A sociedade de “produção e consumo” (p.120) é topada, numa destas crónicas, como um infame sistema digestivo – “Os monstros sentimentais da plateia devoram simplesmente o prato oferecido pelos empresários – oferecido em troca de cifrões, claro está.” (p.84) Não é menos deprimente do que interpelante, a actualidade desse ponto de uma crónica em que Herberto regista, com ironia sabiamente doseada, os ímpetos assépticos dos autoritários e decisores – “Defenda a sua saúde não manuseando livros usados.” (p.55) Talvez fosse fútil a tentativa de determinar se seria mais exacto, quanto à nossa época, cortar o qualificativo e ficarmos pelos livros. Seja como for, a impressão, o sabor amargo que logo nos ocorre, são notícias de uma intemporalidade incómoda. Uma que não queríamos, certamente, experimentar. Mas que apenas a maior casmurrice negaria. Nem faltam as “guilhotinas”, que tanta tinta fizeram correr, há não muito tempo. A imprecação de Herberto Helder, essa, clama exacta e cortante – “De guilhotinas precisavam eles, esses editores infecto-contagiosos!” (p.56) E ainda precisaríamos de mais lenitivos, para suportar essoutro exemplo de actualidade, servido à boca pela lucidez, como se fosse um xarope (ou um veneno?), à distância de meio século da actual gentrificação – “O turista, como se sabe, é, logo a seguir à galinha (de aviário ou não), o animal menos viável da criação.” (p.126); “O turista é habitualmente manuseado desta maneira: tira-se de um hotel e mete-se noutro hotel. Serve-se, recheado, às bocas famintas.” (id.)

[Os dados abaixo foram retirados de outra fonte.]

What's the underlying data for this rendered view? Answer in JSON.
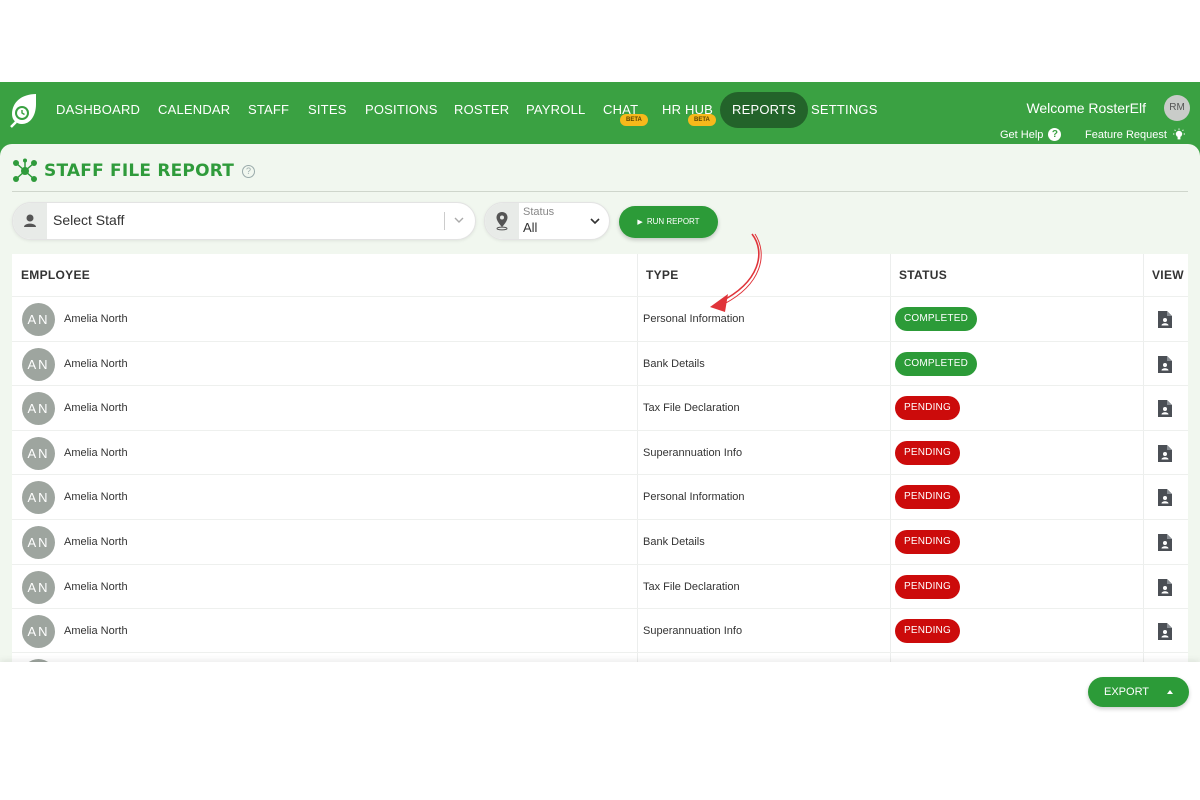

Quer se concentrasse no quotidiano, quer voltasse a sua atenção para livros e autores – caso mais óbvio dos três últimos textos, originalmente publicados na secção de Livros do Notícia –, o olhar do autor mantém a mesma tensão na vigilância. Agustina Bessa-Luís é, para lá de qualquer dúvida, “o nosso único génio literário” (p.80), que, por isso, “não merece a injustiça degradante da popularidade” (p.81); as descrições insertas na História Trágico-Marítima são descritas como “reportagens, num sentido moderno do termo” (p.185). Herberto transportou para estes textos a mesma “inquieta cumplicidade” (p.101) que marcava os tempos alterosos da sua juventude, a partir dos quais tece uma notável crónica da amizade que é o contrário do sentimentalismo de toada saudosista. A evocação de nomes como os de António Gancho, Luiz Pacheco, ou Manuel de Castro, trai a “lucidez do demónio” (p.102) a este último atribuída.